In the previous article, The ABCs of ESOPs, we discussed the basics of Employee Stock Ownership Plans (ESOP). ESOPs are qualified retirement plans that must invest primarily in the stock of the owner’s company. They are creatures of federal law and thus are regulated by several federal agencies. Finally, ESOPs are the bailiwick of specialists. As Exit Planning Advisors, we are our owner-clients’ most impartial source of guidance in determining whether a sale to an ESOP meets their goals.
Today, we turn to the advantages and disadvantages of owners selling the stock of their companies to ESOPs.
Owners may attain financial security through a partial or complete sale of their ownership interest. Further, they can stay in effective control until they are paid in full. If they wish, owners can enjoy effective control even after they have been fully paid.
Whether it is important to a owner to exit quickly or slowly, a sale to an ESOP can be designed to accommodate an owner’s desired exit time frame. Owners can leave their businesses gradually. Normally, they can remain as president or CEO even after selling all ownership to the ESOP Trust.
If a company is an S corporation, future business income at the corporate level is not taxed if an ESOP owns the company. This frees up the company’s available capital to invest, acquire other companies, and/or increase cash flow.
If a company is a C corporation, payments to the owner (from the ESOP) for the owner’s stock may be entirely tax-deferred.
Regardless of entity type, contributions from the company to the ESOP used to purchase the owner’s stock are tax-deductible.
If an owner’s desired successor is his or her employees and the owner wants the company to fund the employees’ purchase, there are significant tax advantages to using an ESOP rather than a management buyout.
A Business Owner’s Values-Based Goals
Benefit Employees. An ESOP provides all employees with a stake in the future growth of the business. They become the new owners of the company indirectly.

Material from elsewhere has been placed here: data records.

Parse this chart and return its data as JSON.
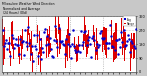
{
  "n_points": 120,
  "y_min": 0,
  "y_max": 360,
  "y_ticks": [
    0,
    90,
    180,
    270,
    360
  ],
  "bar_color": "#dd0000",
  "avg_color": "#0000cc",
  "fig_bg": "#c8c8c8",
  "plot_bg": "#ffffff",
  "grid_color": "#999999",
  "seed": 7,
  "title_left": "Milwaukee Weather Wind Direction\n Normalized and Average\n (24 Hours) (Old)",
  "legend_labels": [
    "Avg",
    "Range"
  ]
}
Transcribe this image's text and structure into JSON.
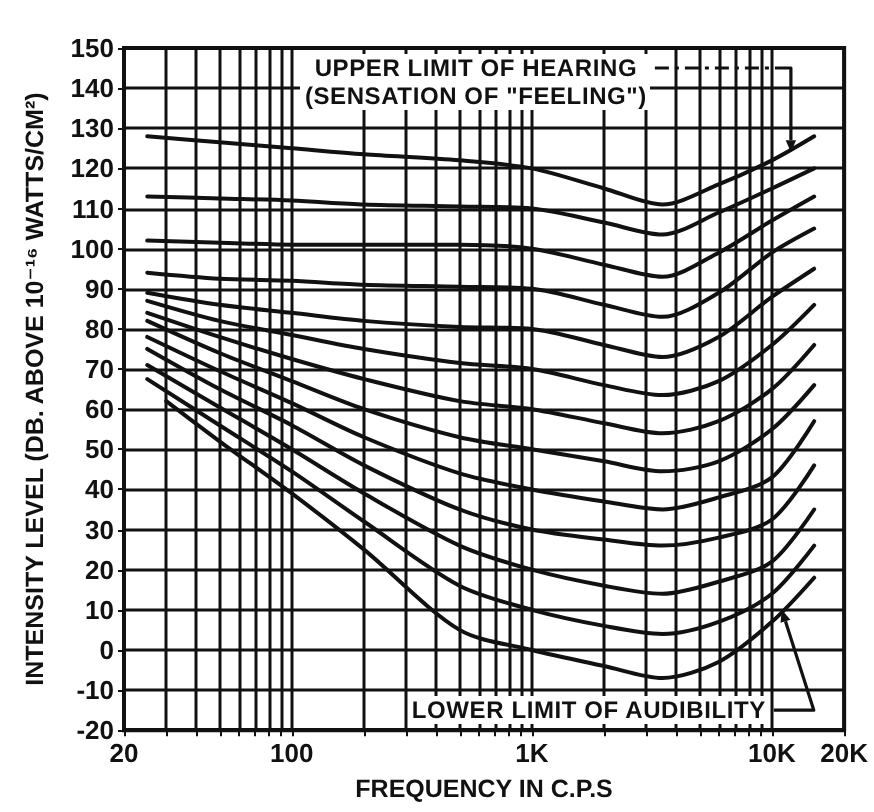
{
  "chart_data": {
    "type": "line",
    "xlabel": "FREQUENCY IN C.P.S",
    "ylabel": "INTENSITY LEVEL (DB. ABOVE 10⁻¹⁶ WATTS/CM²)",
    "annotations": [
      {
        "text": "UPPER LIMIT OF HEARING\n(SENSATION OF \"FEELING\")",
        "x": 12000,
        "y": 124
      },
      {
        "text": "LOWER LIMIT OF AUDIBILITY",
        "x": 11000,
        "y": 10
      }
    ],
    "log": "x",
    "grid": true,
    "x": [
      25,
      50,
      100,
      200,
      500,
      1000,
      2000,
      3500,
      6000,
      10000,
      15000
    ],
    "series": [
      {
        "color": "#111111",
        "values": [
          128,
          126.5,
          125,
          123.5,
          122,
          120,
          115,
          111,
          116,
          122,
          128
        ]
      },
      {
        "color": "#111111",
        "values": [
          113,
          112.5,
          112,
          111,
          110.5,
          110,
          106.5,
          103.5,
          109,
          115,
          120
        ]
      },
      {
        "color": "#111111",
        "values": [
          102,
          101.5,
          101,
          101,
          101,
          100,
          96,
          93,
          99,
          107,
          113
        ]
      },
      {
        "color": "#111111",
        "values": [
          94,
          92.5,
          92,
          91,
          90.5,
          90,
          86,
          83,
          89,
          99,
          105
        ]
      },
      {
        "color": "#111111",
        "values": [
          89,
          86,
          84,
          82,
          80.5,
          80,
          76,
          73,
          78,
          88,
          95
        ]
      },
      {
        "color": "#111111",
        "values": [
          87,
          82,
          78.5,
          75,
          71.5,
          70,
          66,
          63.5,
          67,
          76,
          86
        ]
      },
      {
        "color": "#111111",
        "values": [
          84,
          78,
          72.5,
          67.5,
          62,
          60,
          56.5,
          54,
          57,
          65,
          76
        ]
      },
      {
        "color": "#111111",
        "values": [
          82,
          74,
          67,
          60,
          53,
          50,
          47,
          44.5,
          47,
          55,
          66
        ]
      },
      {
        "color": "#111111",
        "values": [
          78,
          69.5,
          61.5,
          53,
          44,
          40,
          37,
          35,
          38,
          43,
          57
        ]
      },
      {
        "color": "#111111",
        "values": [
          75,
          65,
          56,
          46,
          35,
          30,
          27.5,
          26,
          28,
          32.5,
          46
        ]
      },
      {
        "color": "#111111",
        "values": [
          71,
          60.5,
          50,
          39,
          26,
          20,
          16,
          14,
          17,
          22,
          35
        ]
      },
      {
        "color": "#111111",
        "values": [
          67.5,
          56,
          44.5,
          32,
          16,
          10,
          6,
          4,
          7,
          14,
          26
        ]
      },
      {
        "color": "#111111",
        "x": [
          30,
          50,
          100,
          200,
          500,
          1000,
          2000,
          3500,
          6000,
          10000,
          15000
        ],
        "values": [
          62,
          52,
          39,
          25,
          5,
          0,
          -4,
          -7,
          -3,
          7,
          18
        ]
      }
    ],
    "xlim": [
      20,
      20000
    ],
    "xticks": [
      {
        "value": 20,
        "label": "20"
      },
      {
        "value": 30,
        "label": null
      },
      {
        "value": 40,
        "label": null
      },
      {
        "value": 50,
        "label": null
      },
      {
        "value": 60,
        "label": null
      },
      {
        "value": 70,
        "label": null
      },
      {
        "value": 80,
        "label": null
      },
      {
        "value": 90,
        "label": null
      },
      {
        "value": 100,
        "label": "100"
      },
      {
        "value": 200,
        "label": null
      },
      {
        "value": 300,
        "label": null
      },
      {
        "value": 400,
        "label": null
      },
      {
        "value": 500,
        "label": null
      },
      {
        "value": 600,
        "label": null
      },
      {
        "value": 700,
        "label": null
      },
      {
        "value": 800,
        "label": null
      },
      {
        "value": 900,
        "label": null
      },
      {
        "value": 1000,
        "label": "1K"
      },
      {
        "value": 2000,
        "label": null
      },
      {
        "value": 3000,
        "label": null
      },
      {
        "value": 4000,
        "label": null
      },
      {
        "value": 5000,
        "label": null
      },
      {
        "value": 6000,
        "label": null
      },
      {
        "value": 7000,
        "label": null
      },
      {
        "value": 8000,
        "label": null
      },
      {
        "value": 9000,
        "label": null
      },
      {
        "value": 10000,
        "label": "10K"
      },
      {
        "value": 20000,
        "label": "20K"
      }
    ],
    "ylim": [
      -20,
      150
    ],
    "yticks": [
      -20,
      -10,
      0,
      10,
      20,
      30,
      40,
      50,
      60,
      70,
      80,
      90,
      100,
      110,
      120,
      130,
      140,
      150
    ]
  }
}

Benefit Key Employees. Included in nearly every ESOP design are incentive plans (usually stock appreciation right [SAR] plans) for key employees.
Culture and Legacy. Transferring a company to an ESOP that is then managed by its owner or long-tenured management team can ensure the continuation of the business’ culture and legacy.
Community. ESOP ownership ensures that the business remains in a community of the owner’s choosing.
The successor in business operations is a company’s existing management team. Owners know their capabilities well, and their successors in ownership are, indirectly at least, the very people who have helped the owner to build the company, its culture, and values.
Debt. It may be necessary for owners to accept a promissory note for part of the purchase price. Also, owners may be required to personally guarantee the bank financing that is used to acquire their stock. Further, once an owner exits, management may not prove capable of continuing to produce the necessary cash flow to pay off its debt to the owner.
Price. When compared to a sale to a third-party strategic buyer, owners who sell to an ESOP may leave money on the table.
Cost. The costs to establish and operate an ESOP can be significant.
Whether owners leave slowly (by selling gradually and remaining involved) or quickly (by cashing out and leaving), they can be exposed to risk, since the company’s future cash flow will be used to repay any bank loan to the ESOP. Thus, if owners (a) are no longer involved in the business or do not control the future of the company and (b) have pledged sale proceeds as security for the bank loan or have not received all of the purchase price at closing, they risk losing the unpaid portion of their sale proceeds.
There may be a long-term risk to the viability of the business, even after owners are paid off in full, under the following conditions:
- The stock sale was financed and there are loan repayments to make.
- ESOPs are obligated to purchase stock from the ESOP accounts of departing employees.
Finally, the level of due diligence in a sale to an ESOP is similar to that of a sale to a third party. If a company has undisclosed liabilities, environmental liabilities, or an over-concentration of too few customers, the buyer (whether third party or ESOP) will lower its purchase offer and demand warranties and representations (between trustee and seller) to mitigate its risk.
In return for favorable tax treatment, the IRS and Department of Labor subject ESOPs to a high level of scrutiny and regulation. That’s the price owners pay for the significant tax benefits the IRS provides to ESOPs.
A Business Owner’s Values-Based Goals
There are no disadvantages related to an owner’s values-based goals, assuming that management maintains the company’s culture, location, legacy, and so on.
A capable and motivated management team that remains with the company after ownership is transferred to an ESOP is critical. If your client’s management team will not operate well in an employee-ownership culture, an ESOP will likely not be a viable Exit Path.
Exit Planning: The Great Mitigator
One of the many advantages of Exit Planning well in advance of a business owner’s exit, regardless of Exit Path, is that many of the disadvantages of that Path can be mitigated or overcome. This is true with sales to ESOPs. To assess how the advantages and disadvantages listed here make an ESOP an Exit Path you might recommend, it may be helpful to compare these to the advantages and disadvantages of other Exit Paths.